Si la présidente de Régions de France s’est gardée d’insister sur l’inévitable débat à venir concernant le Versement mobilité (VM), le sujet a néanmoins pris toute sa place lors de la matinée de préfiguration des assises. Vice-président de la Nouvelle-Aquitaine et président de Nouvelle-Aquitaine Mobilités, Renaud Lagrave a lancé la charge : « Pour répondre à la demande toujours croissante des usagers, nous ne pouvons jouer que sur un budget général non extensif, car nous n’avons pas de VM ».

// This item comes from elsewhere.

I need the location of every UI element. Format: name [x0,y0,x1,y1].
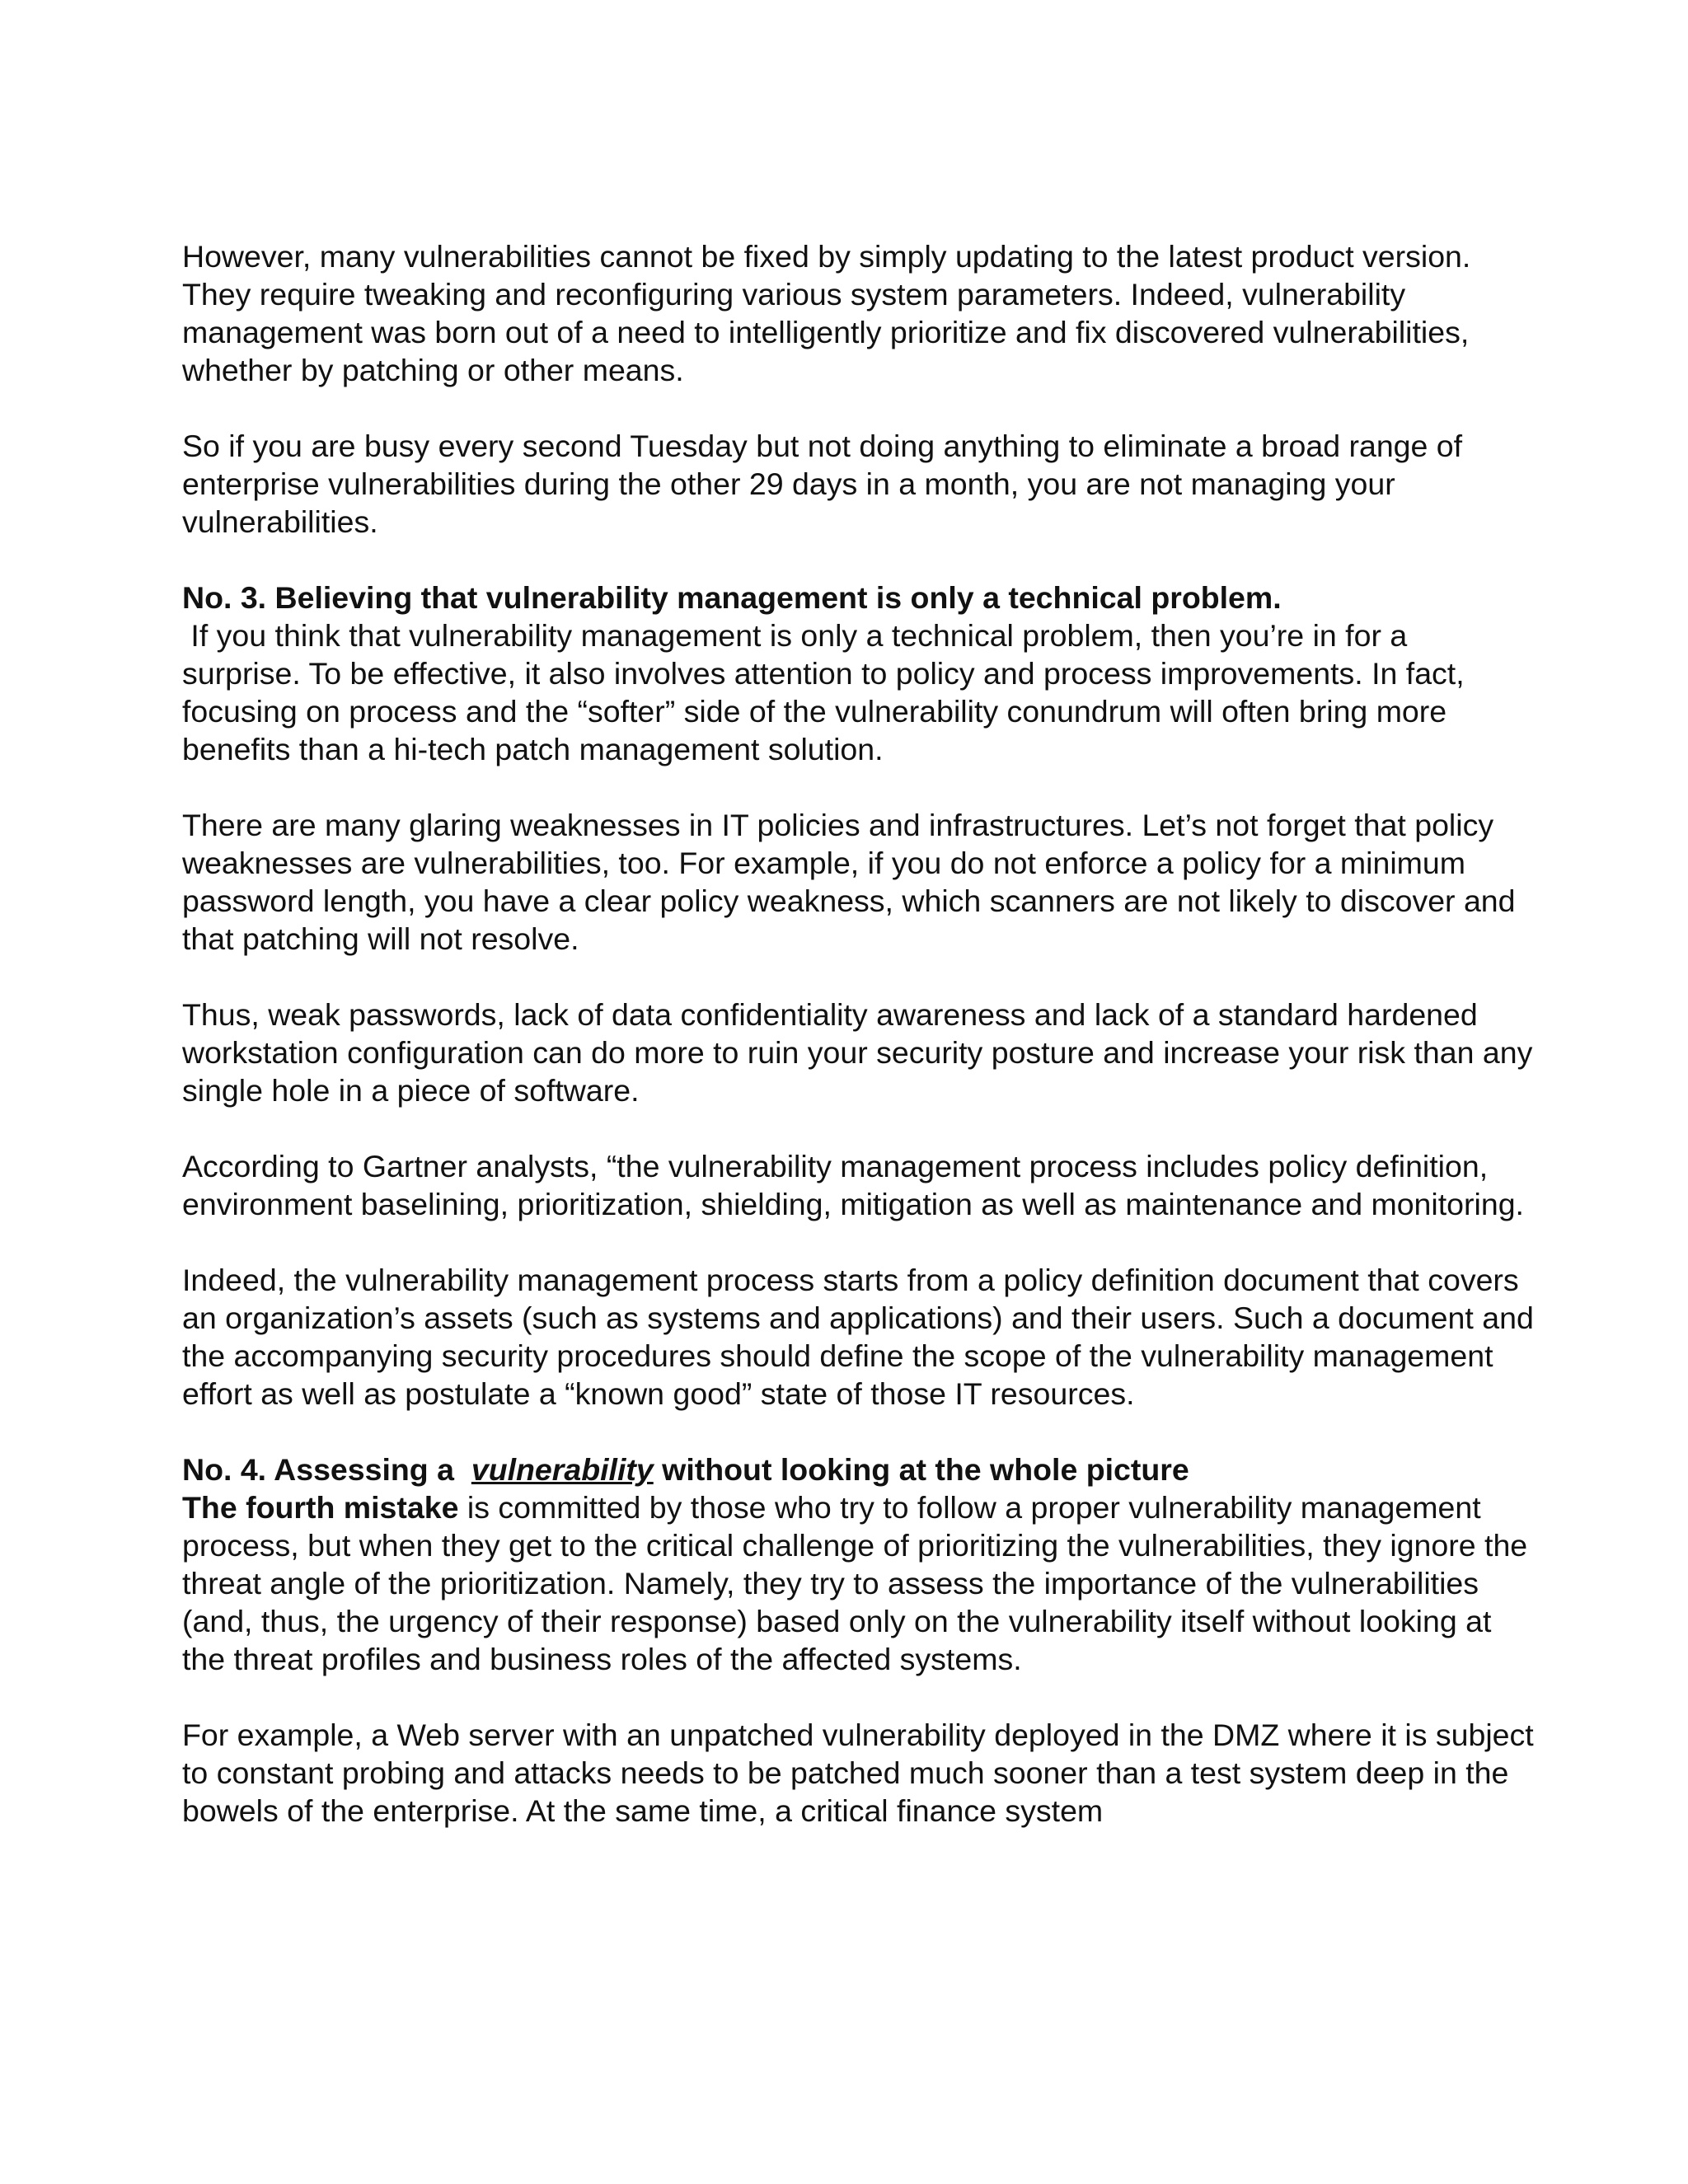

Vice-président du Mouvement des entreprises de France (Medef), Bruno Arcadipane rode son argumentation pour résister à « un impôt de production où il faut payer avant même d’avoir gagné le moindre euro ». Mais malgré le record d’Europe que détiendrait la France en matière de financement des mobilités par les entreprises, il ne ferme pas la porte au dialogue : « Nous prendrons notre place dans la gouvernance des autorités organisatrices », promet le vice-président. Une mission flash que lui a confié Patrick Martin, président du Medef, rendra ses conclusions fin février.

Du rail à la route

La force du plaidoyer de Régions de France repose sur la capacité fédératrice démontrée par plusieurs de ses membres, à commencer par la Nouvelle-Aquitaine : « 36 autorités organisatrices de la mobilité adhèrent au syndicat mixte dans lequel se gèrent les Serm des aires bordelaise et basquo-landaise », souligne Renaud Lagrave. Même son de cloche dans les pays-de-Loire, signataires d’un récent « contrat opérationnel de mobilités » avec 11 intercommunalités autour de Nantes.

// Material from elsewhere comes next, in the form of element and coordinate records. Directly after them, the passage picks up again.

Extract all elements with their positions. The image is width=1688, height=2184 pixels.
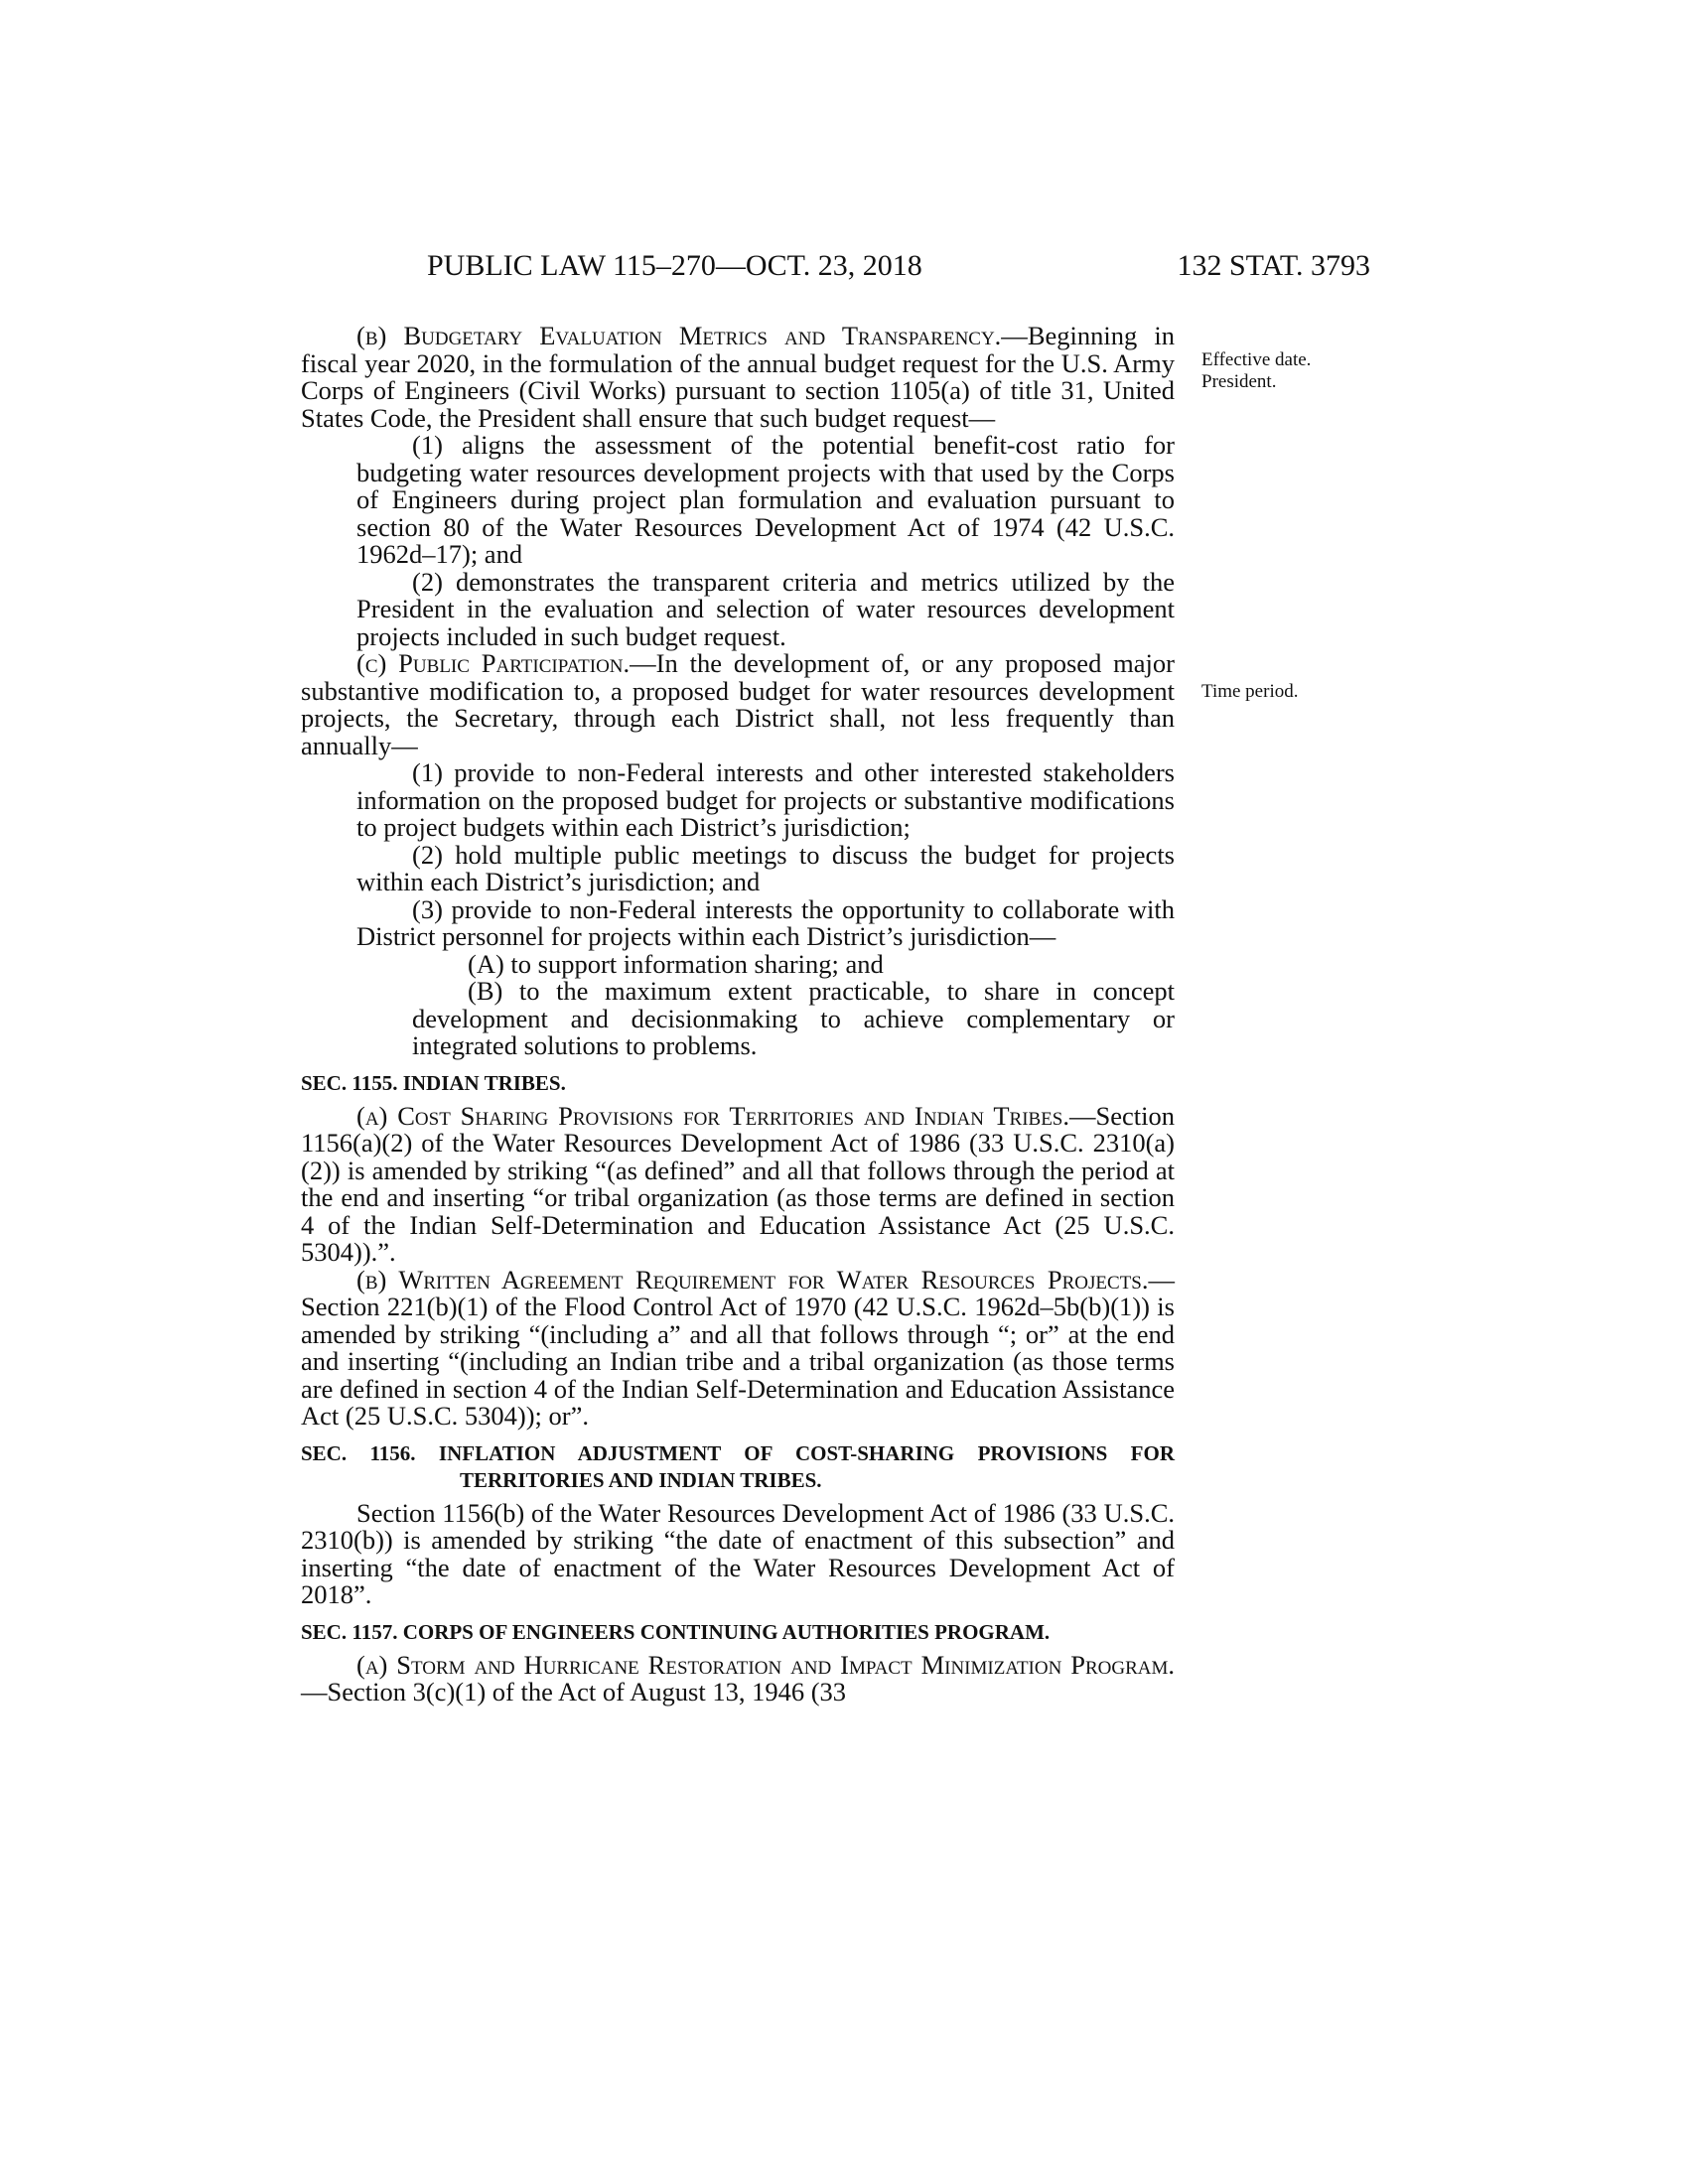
subsection-heading: (b) Budgetary Evaluation Metrics and Transparency.— bbox=[356, 321, 1028, 350]
margin-note-line: Time period. bbox=[1201, 681, 1299, 702]
subsection-heading: (a) Cost Sharing Provisions for Territories and Indian Tribes.— bbox=[356, 1100, 1096, 1131]
section-1156-text: Section 1156(b) of the Water Resources Development Act of 1986 (33 U.S.C. 2310(b)) is amended by striking “the date of enactment of this subsection” and inserting “the date of enactment of the Water Resources Development Act of 2018”. bbox=[301, 1497, 1175, 1609]
paragraph-c-2: (2) hold multiple public meetings to discuss the budget for projects within each District’s jurisdiction; and bbox=[356, 839, 1175, 896]
subsection-text: Section 1156(a)(2) of the Water Resources Development Act of 1986 (33 U.S.C. 2310(a)(2)) is amended by striking “(as defined” and all that follows through the period at the end and inserting “or tribal organization (as those terms are defined in section 4 of the Indian Self-Determination and Education Assistance Act (25 U.S.C. 5304)).”. bbox=[301, 1100, 1175, 1267]
subsection-heading: (c) Public Participation.— bbox=[356, 648, 656, 678]
section-1156-heading: SEC. 1156. INFLATION ADJUSTMENT OF COST-SHARING PROVISIONS FOR TERRITORIES AND INDIAN TRIBES. bbox=[301, 1440, 1175, 1492]
margin-note-line: Effective date. bbox=[1201, 349, 1312, 370]
page-header-stat-citation: 132 STAT. 3793 bbox=[1177, 249, 1370, 282]
subsection-text: In the development of, or any proposed major substantive modification to, a proposed budget for water resources development projects, the Secretary, through each District shall, not less frequently than annually— bbox=[301, 648, 1175, 760]
paragraph-b-2: (2) demonstrates the transparent criteria and metrics utilized by the President in the evaluation and selection of water resources development projects included in such budget request. bbox=[356, 566, 1175, 651]
section-1155-heading: SEC. 1155. INDIAN TRIBES. bbox=[301, 1070, 566, 1095]
paragraph-c-1: (1) provide to non-Federal interests and other interested stakeholders information on the proposed budget for projects or substantive modifications to project budgets within each District’s jurisdiction; bbox=[356, 757, 1175, 842]
paragraph-c-3: (3) provide to non-Federal interests the opportunity to collaborate with District personnel for projects within each District’s jurisdiction— bbox=[356, 893, 1175, 951]
document-body bbox=[301, 323, 1175, 1706]
subsection-heading: (b) Written Agreement Requirement for Water Resources Projects.— bbox=[356, 1264, 1175, 1295]
subsection-c bbox=[301, 650, 1175, 759]
subparagraph-c-3-B: (B) to the maximum extent practicable, to share in concept development and decisionmaking to achieve complementary or integrated solutions to problems. bbox=[412, 976, 1175, 1060]
section-1155-subsection-a bbox=[301, 1100, 1175, 1267]
subsection-text: Beginning in fiscal year 2020, in the formulation of the annual budget request for the U.S. Army Corps of Engineers (Civil Works) pursuant to section 1105(a) of title 31, United States Code, the President shall ensure that such budget request— bbox=[301, 321, 1175, 433]
margin-note-time-period bbox=[1201, 681, 1350, 703]
page-header bbox=[298, 249, 1370, 289]
subparagraph-c-3-A: (A) to support information sharing; and bbox=[468, 948, 884, 979]
section-1157-subsection-a bbox=[301, 1649, 1175, 1706]
subsection-text: Section 221(b)(1) of the Flood Control Act of 1970 (42 U.S.C. 1962d–5b(b)(1)) is amended by striking “(including a” and all that follows through “; or” at the end and inserting “(including an Indian tribe and a tribal organization (as those terms are defined in section 4 of the Indian Self-Determination and Education Assistance Act (25 U.S.C. 5304)); or”. bbox=[301, 1292, 1175, 1431]
paragraph-b-1: (1) aligns the assessment of the potential benefit-cost ratio for budgeting water resources development projects with that used by the Corps of Engineers during project plan formulation and evaluation pursuant to section 80 of the Water Resources Development Act of 1974 (42 U.S.C. 1962d–17); and bbox=[356, 430, 1175, 569]
margin-note-line: President. bbox=[1201, 371, 1277, 392]
subsection-b bbox=[301, 323, 1175, 432]
margin-note-effective-date bbox=[1201, 349, 1350, 393]
subsection-heading: (a) Storm and Hurricane Restoration and Impact Minimization Program.— bbox=[301, 1649, 1175, 1706]
subsection-text: Section 3(c)(1) of the Act of August 13, 1946 (33 bbox=[327, 1677, 847, 1706]
page-header-title: PUBLIC LAW 115–270—OCT. 23, 2018 bbox=[427, 249, 922, 282]
section-1155-subsection-b bbox=[301, 1264, 1175, 1431]
section-1157-heading: SEC. 1157. CORPS OF ENGINEERS CONTINUING AUTHORITIES PROGRAM. bbox=[301, 1619, 1051, 1644]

L’élargissement du débat aux Serm prélude-t-il à une remise à plat globale du financement des infrastructures de transport dans les mois à venir, route comprise ?  « Une fenêtre d’opportunité s’ouvre en ce sens », estime François Durovray, responsable de la commission Mobilités des Départements de France. Cette association s’est récemment engagée aux côtés des maires de France dans un projet d’assises de la mobilité routière.

Test décentralisateur

Deux facteurs convergent : les baisses de recettes fiscales qui résulteront de l’électrification du parc automobile et l’échéance proche des concessions autoroutières. Alors que l’Etat renouvelle ses réflexions sur l’avenir de la décentralisation, « une démarche conjointe offrirait l’occasion de resserrer les liens entre départements et régions », estime François Duvovray.